VIDA Receives $150,000 Grant from the Greater Texas Foundation

VIDA Receives $150,000 Grant from the Greater Texas Foundation

WESLACO— The Valley Initiative for Development and Advancement’s (VIDA) Executive Director, Myra Caridad García, announced today, July 19, that Greater Texas Foundation (GTF) awarded VIDA a $150,000 grant. The grant places an emphasis on postsecondary education (preparation, access, completion and employment) and will provide funding for 20 low-income residents of the Rio Grande Valley to receiving training and education in demand occupations.

VIDA attracted the attention of GTF with its high graduation rates for people who once lived below the poverty line. “In recent years, the foundation has refocused its efforts on the work needed to improve low college graduation rates and college access for disadvantaged individuals,” said Dr. Wynn Rosser, Executive Director of GTF. “Nearly all of our funding goes to assist colleges, but we became very interested in VIDA’s work after learning that 91 percent of VIDA’s participants served last year had either graduated or were still in school. When you consider 80 percent of these individuals were on public assistance or unemployed and 73 percent were between the ages of 25 and 50, keeping them in school full time through completion is an impressive feat. Greater Texas Foundation is excited to help grow the program and learn from this model.”

Mrs. García was thrilled VIDA received the much needed funding. “This funding will help us grow a skilled workforce which will have a direct and far reaching effect on the Valley’s ability to recruit new industry and expand existing businesses” she stated. VIDA’s initial request was for a one-year grant. After an onsite visit, a conversation with VIDA alumni Carmen Gurrola, and much discussion about VIDA’s College Prep Academy, GTF decided there was much more to gain and learn from funding a cohort of 20 people for three years.

Carmen Gurrola is a good example of how the VIDA model works. At the meeting with GTF, Ms. Gurrola said, “When I first learned about VIDA I was a single mother of a six-month baby and on public assistance. We lived with my mom and my mentally challenged brother. I didn’t even have a high school diploma, but I knew that if our lives were going to get any better I needed to get an education.” Gurrola sought assistance from VIDA to earn her GED. Despite English not being her primary language, through perseverance and support from VIDA’s career counselors, she earned her GED, successfully completed the College Prep Academy and earned an Associate’s Degree in Education. She then went on to earn a bachelor’s degree in mathematics. Gurrola is currently working on her master’s degree and plans on earning her doctorate in mathematics.
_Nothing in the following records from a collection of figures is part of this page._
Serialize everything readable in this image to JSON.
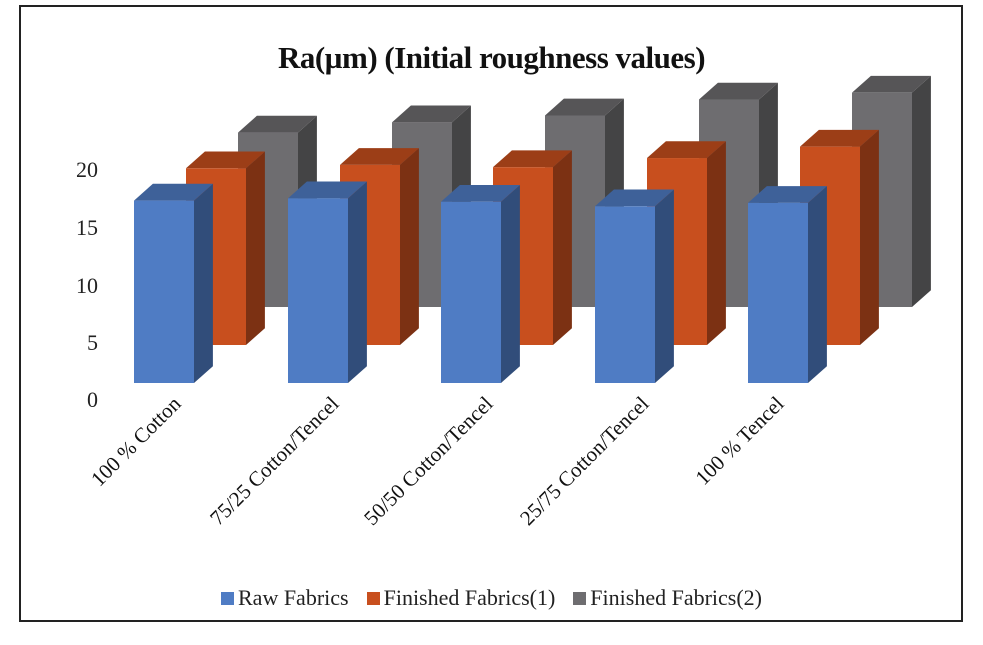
{
  "chart_data": {
    "type": "bar",
    "subtype": "3d-clustered-column",
    "title": "Ra(µm) (Initial roughness values)",
    "xlabel": "",
    "ylabel": "",
    "ylim": [
      0,
      20
    ],
    "yticks": [
      "0",
      "5",
      "10",
      "15",
      "20"
    ],
    "grid": false,
    "legend_position": "bottom",
    "categories": [
      "100 % Cotton",
      "75/25 Cotton/Tencel",
      "50/50 Cotton/Tencel",
      "25/75 Cotton/Tencel",
      "100 % Tencel"
    ],
    "series": [
      {
        "name": "Raw Fabrics",
        "color": "#4f7cc4",
        "values": [
          16.0,
          16.2,
          15.9,
          15.5,
          15.8
        ]
      },
      {
        "name": "Finished Fabrics(1)",
        "color": "#c84f1e",
        "values": [
          15.5,
          15.8,
          15.6,
          16.4,
          17.4
        ]
      },
      {
        "name": "Finished Fabrics(2)",
        "color": "#6e6d70",
        "values": [
          15.3,
          16.2,
          16.8,
          18.2,
          18.8
        ]
      }
    ]
  },
  "legend": {
    "items": [
      {
        "label": "Raw Fabrics",
        "color": "#4f7cc4"
      },
      {
        "label": "Finished Fabrics(1)",
        "color": "#c84f1e"
      },
      {
        "label": "Finished Fabrics(2)",
        "color": "#6e6d70"
      }
    ]
  }
}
VIDA’s innovative program combines financial assistance with wrap around support services for the Valley’s underserved, adults who are motivated to attend college. With the funds received from the GTF, VIDA participants will receive needs-based financial support including tuition, fees, books, childcare, transportation and emergency assistance.

“At the heart of VIDA services and integral to overall program success is VIDA’s strategy of managing risk through relationships through our Career Counselors,” says Mrs. García. Career Counselors meet weekly with participants in peer groups or individually. “Our Counselors are tasked with reducing attrition by ensuring participants are motivated, employable, dedicated to finishing a long-term training program, and empowered to take control of the difficulties in their lives.”
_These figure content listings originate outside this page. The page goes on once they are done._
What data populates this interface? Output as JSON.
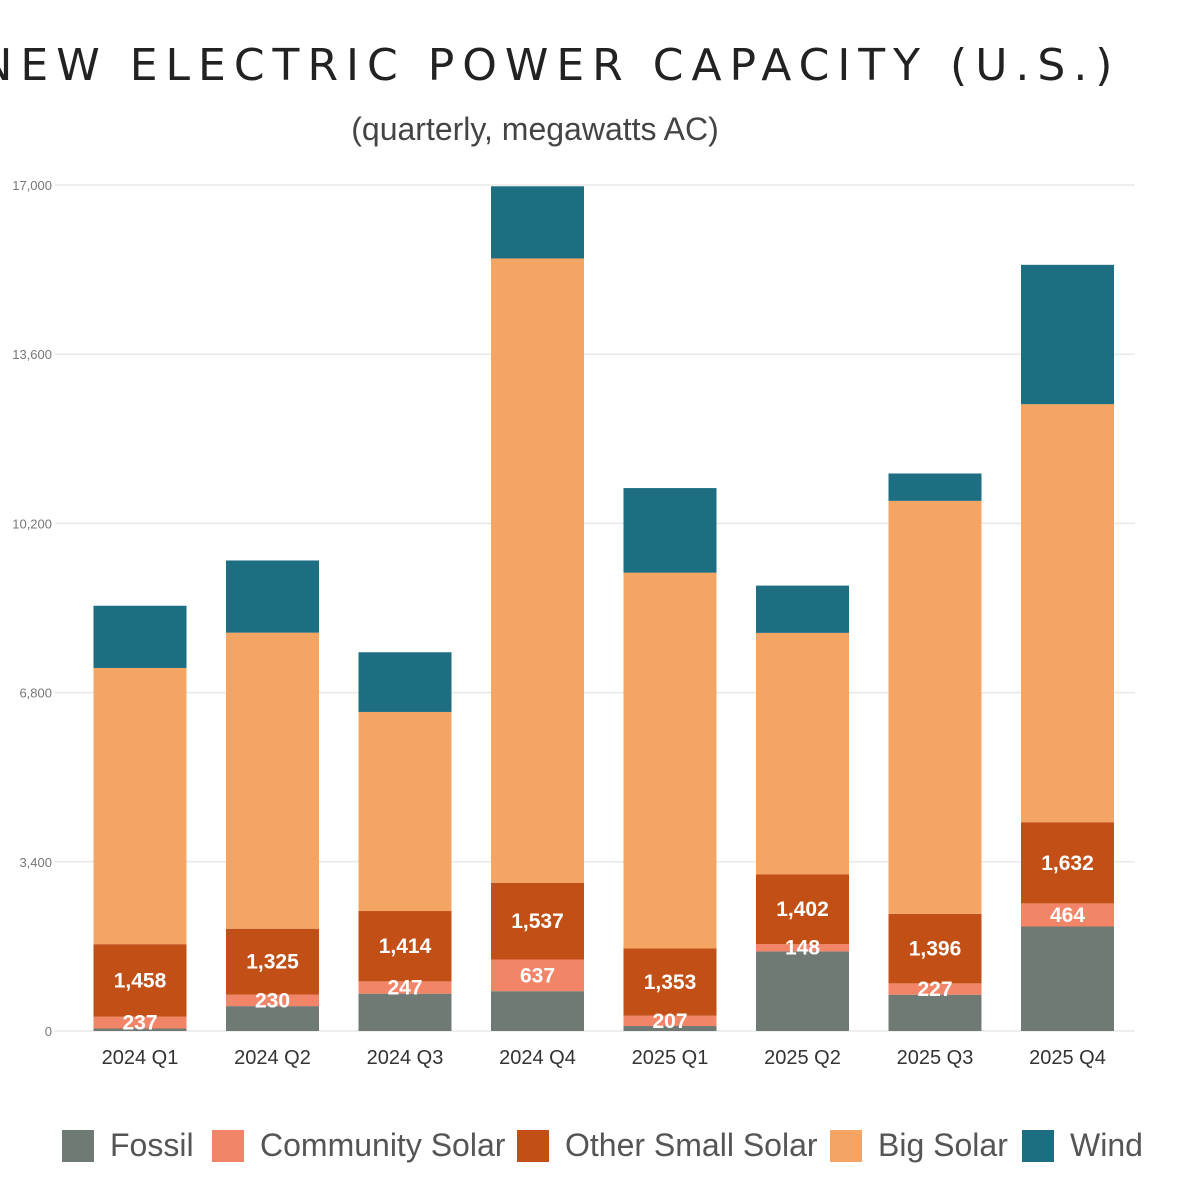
{
  "colors": {
    "Fossil": "#707a75",
    "Community Solar": "#f28567",
    "Other Small Solar": "#c14f16",
    "Big Solar": "#f4a463",
    "Wind": "#1d6e80"
  },
  "chart_data": {
    "type": "bar",
    "stacked": true,
    "title": "NEW ELECTRIC POWER CAPACITY (U.S.)",
    "subtitle": "(quarterly, megawatts AC)",
    "categories": [
      "2024 Q1",
      "2024 Q2",
      "2024 Q3",
      "2024 Q4",
      "2025 Q1",
      "2025 Q2",
      "2025 Q3",
      "2025 Q4"
    ],
    "ylim": [
      0,
      17000
    ],
    "yticks": [
      "0",
      "3,400",
      "6,800",
      "10,200",
      "13,600",
      "17,000"
    ],
    "ytick_values": [
      0,
      3400,
      6800,
      10200,
      13600,
      17000
    ],
    "grid": true,
    "legend_position": "bottom",
    "series": [
      {
        "name": "Fossil",
        "values": [
          50,
          500,
          750,
          800,
          100,
          1600,
          730,
          2100
        ],
        "labels": [
          null,
          null,
          null,
          null,
          null,
          null,
          null,
          null
        ]
      },
      {
        "name": "Community Solar",
        "values": [
          237,
          230,
          247,
          637,
          207,
          148,
          227,
          464
        ],
        "labels": [
          "237",
          "230",
          "247",
          "637",
          "207",
          "148",
          "227",
          "464"
        ]
      },
      {
        "name": "Other Small Solar",
        "values": [
          1458,
          1325,
          1414,
          1537,
          1353,
          1402,
          1396,
          1632
        ],
        "labels": [
          "1,458",
          "1,325",
          "1,414",
          "1,537",
          "1,353",
          "1,402",
          "1,396",
          "1,632"
        ]
      },
      {
        "name": "Big Solar",
        "values": [
          5550,
          5950,
          4000,
          12550,
          7550,
          4850,
          8300,
          8400
        ],
        "labels": [
          null,
          null,
          null,
          null,
          null,
          null,
          null,
          null
        ]
      },
      {
        "name": "Wind",
        "values": [
          1250,
          1450,
          1200,
          1450,
          1700,
          950,
          550,
          2800
        ],
        "labels": [
          null,
          null,
          null,
          null,
          null,
          null,
          null,
          null
        ]
      }
    ]
  }
}
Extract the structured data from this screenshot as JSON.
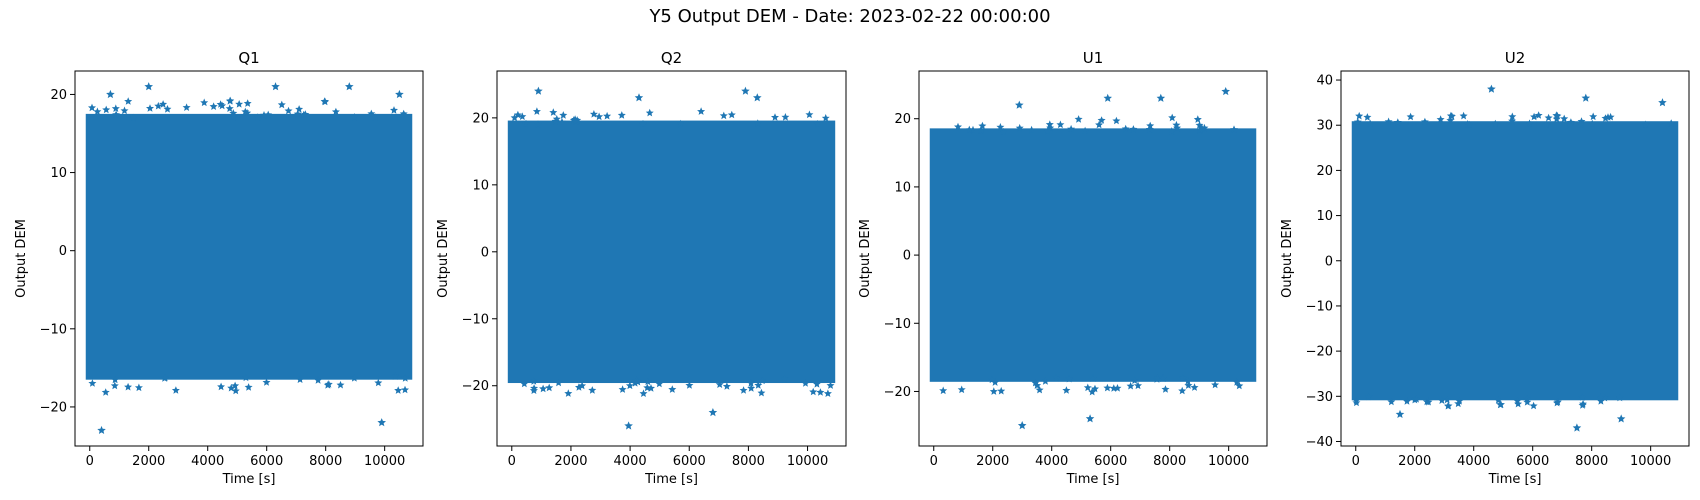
{
  "figure": {
    "title": "Y5 Output DEM - Date: 2023-02-22 00:00:00"
  },
  "colors": {
    "series": "#1f77b4"
  },
  "chart_data": [
    {
      "type": "scatter",
      "title": "Q1",
      "xlabel": "Time [s]",
      "ylabel": "Output DEM",
      "marker": "star",
      "xlim": [
        -500,
        11300
      ],
      "ylim": [
        -25,
        23
      ],
      "xticks": [
        0,
        2000,
        4000,
        6000,
        8000,
        10000
      ],
      "yticks": [
        -20,
        -10,
        0,
        10,
        20
      ],
      "x_range": [
        0,
        10800
      ],
      "dense_band": [
        -16,
        17
      ],
      "extremes": [
        [
          400,
          -23
        ],
        [
          2000,
          21
        ],
        [
          6300,
          21
        ],
        [
          8800,
          21
        ],
        [
          9900,
          -22
        ],
        [
          700,
          20
        ],
        [
          10500,
          20
        ]
      ]
    },
    {
      "type": "scatter",
      "title": "Q2",
      "xlabel": "Time [s]",
      "ylabel": "Output DEM",
      "marker": "star",
      "xlim": [
        -500,
        11300
      ],
      "ylim": [
        -29,
        27
      ],
      "xticks": [
        0,
        2000,
        4000,
        6000,
        8000,
        10000
      ],
      "yticks": [
        -20,
        -10,
        0,
        10,
        20
      ],
      "x_range": [
        0,
        10800
      ],
      "dense_band": [
        -19,
        19
      ],
      "extremes": [
        [
          900,
          24
        ],
        [
          3950,
          -26
        ],
        [
          7900,
          24
        ],
        [
          6800,
          -24
        ],
        [
          4300,
          23
        ],
        [
          8300,
          23
        ]
      ]
    },
    {
      "type": "scatter",
      "title": "U1",
      "xlabel": "Time [s]",
      "ylabel": "Output DEM",
      "marker": "star",
      "xlim": [
        -500,
        11300
      ],
      "ylim": [
        -28,
        27
      ],
      "xticks": [
        0,
        2000,
        4000,
        6000,
        8000,
        10000
      ],
      "yticks": [
        -20,
        -10,
        0,
        10,
        20
      ],
      "x_range": [
        0,
        10800
      ],
      "dense_band": [
        -18,
        18
      ],
      "extremes": [
        [
          3000,
          -25
        ],
        [
          5300,
          -24
        ],
        [
          9900,
          24
        ],
        [
          2900,
          22
        ],
        [
          5900,
          23
        ],
        [
          7700,
          23
        ]
      ]
    },
    {
      "type": "scatter",
      "title": "U2",
      "xlabel": "Time [s]",
      "ylabel": "Output DEM",
      "marker": "star",
      "xlim": [
        -500,
        11300
      ],
      "ylim": [
        -41,
        42
      ],
      "xticks": [
        0,
        2000,
        4000,
        6000,
        8000,
        10000
      ],
      "yticks": [
        -40,
        -30,
        -20,
        -10,
        0,
        10,
        20,
        30,
        40
      ],
      "x_range": [
        0,
        10800
      ],
      "dense_band": [
        -30,
        30
      ],
      "extremes": [
        [
          4600,
          38
        ],
        [
          7500,
          -37
        ],
        [
          7800,
          36
        ],
        [
          9000,
          -35
        ],
        [
          1500,
          -34
        ],
        [
          10400,
          35
        ]
      ]
    }
  ]
}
Greater Texas Foundation was also impressed by VIDA’s ability to prepare people for college. Before entering college-level courses, prospective students must pass one of Texas’ required college entrance exams—the Texas Higher Education Assessment (THEA) or the Accuplacer. These exams are significant barriers for Texas community college students. Statewide in 2007 for example, only 25 percent of those who took the college entrance exam passed the math section on the first attempt and enrolled in college-level classes. Community colleges enroll those who cannot pass the exam in remedial classes, but this model is not working well. In the same 2007 group that required remediation statewide, only 14.4 percent passed the math section of the exam one year later.
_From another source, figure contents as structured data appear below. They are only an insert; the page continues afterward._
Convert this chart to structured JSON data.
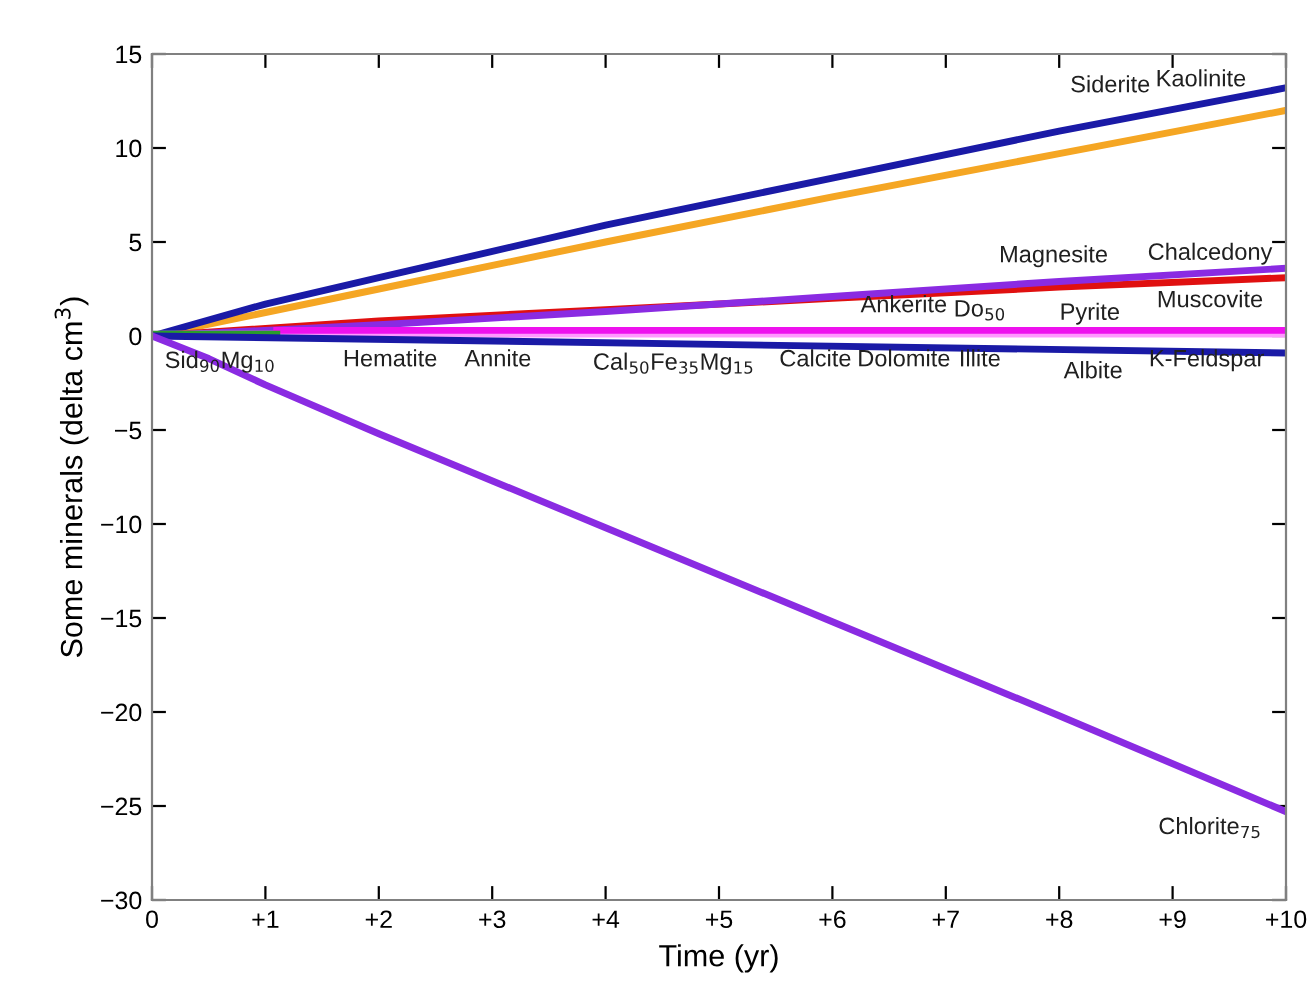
{
  "chart_data": {
    "type": "line",
    "xlabel": "Time (yr)",
    "ylabel": "Some minerals (delta cm$^{3}$)",
    "xlim": [
      0,
      10
    ],
    "ylim": [
      -30,
      15
    ],
    "xticks": [
      0,
      {
        "value": 1,
        "label": "+1"
      },
      {
        "value": 2,
        "label": "+2"
      },
      {
        "value": 3,
        "label": "+3"
      },
      {
        "value": 4,
        "label": "+4"
      },
      {
        "value": 5,
        "label": "+5"
      },
      {
        "value": 6,
        "label": "+6"
      },
      {
        "value": 7,
        "label": "+7"
      },
      {
        "value": 8,
        "label": "+8"
      },
      {
        "value": 9,
        "label": "+9"
      },
      {
        "value": 10,
        "label": "+10"
      }
    ],
    "yticks": [
      -30,
      -25,
      -20,
      -15,
      -10,
      -5,
      0,
      5,
      10,
      15
    ],
    "grid": false,
    "line_style": "solid",
    "marker": "none",
    "series": [
      {
        "color": "#f5a623",
        "x": [
          0,
          2,
          4,
          6,
          8,
          10
        ],
        "values": [
          0,
          2.5,
          5.0,
          7.4,
          9.7,
          12.0
        ]
      },
      {
        "color": "#1a1aa6",
        "x": [
          0,
          1,
          2,
          4,
          6,
          8,
          10
        ],
        "values": [
          0,
          1.7,
          3.1,
          5.9,
          8.4,
          10.9,
          13.2
        ]
      },
      {
        "color": "#e01010",
        "x": [
          0,
          2,
          4,
          6,
          8,
          10
        ],
        "values": [
          0,
          0.8,
          1.4,
          2.0,
          2.6,
          3.1
        ]
      },
      {
        "color": "#8a2be2",
        "x": [
          0,
          2,
          4,
          6,
          8,
          10
        ],
        "values": [
          0,
          0.6,
          1.3,
          2.1,
          2.9,
          3.6
        ]
      },
      {
        "color": "#ff99ff",
        "x": [
          0,
          10
        ],
        "values": [
          0.1,
          0.1
        ]
      },
      {
        "color": "#ee11ee",
        "x": [
          1.1,
          10
        ],
        "values": [
          0.3,
          0.3
        ]
      },
      {
        "color": "#2a9d2a",
        "x": [
          0,
          1.1
        ],
        "values": [
          0.1,
          0.1
        ]
      },
      {
        "color": "#1a1aa6",
        "x": [
          0,
          10
        ],
        "values": [
          0,
          -0.9
        ]
      },
      {
        "color": "#8a2be2",
        "x": [
          0,
          0.5,
          1,
          2,
          4,
          6,
          8,
          10
        ],
        "values": [
          0,
          -1.2,
          -2.6,
          -5.2,
          -10.2,
          -15.2,
          -20.2,
          -25.3
        ]
      }
    ],
    "annotations": [
      "Siderite",
      "Kaolinite",
      "Magnesite",
      "Chalcedony",
      "Ankerite",
      "Do$_{50}$",
      "Pyrite",
      "Muscovite",
      "Sid$_{90}$Mg$_{10}$",
      "Hematite",
      "Annite",
      "Cal$_{50}$Fe$_{35}$Mg$_{15}$",
      "Calcite",
      "Dolomite",
      "Illite",
      "Albite",
      "K-Feldspar",
      "Chlorite$_{75}$"
    ]
  }
}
GTF, established in 1980, has a long history as a non-profit organization serving the citizens of Texas. From 2002 through 2010, the foundation awarded 411 grants totaling $29.8 Million. High priority areas included scholarships for underserved students and initiatives which resulted in improved teaching and/or improved curricula for students, with a particular focus on math and science. GTF supports efforts to ensure all Texas students are prepared for, have access to, persist in, and complete post-secondary education. They pursue their mission by forming partnerships, supporting research, sharing knowledge, and making grants, and putting particular focus on helping underserved and disadvantaged populations. For additional information, visit
VIDA is a community based non-profit 501 (c) (3) agency. Created in 1995, VIDA was the result of a local effort led by community leaders of Valley Interfaith and a strong cross section of business leaders. The impetus was the need to empower the underserved residents of the Region with the tools – education and training – to become self sufficient and in tandem, fuel the growth of the existing employers and increase the recruitment of new investment to the area by developing a highly skilled workforce.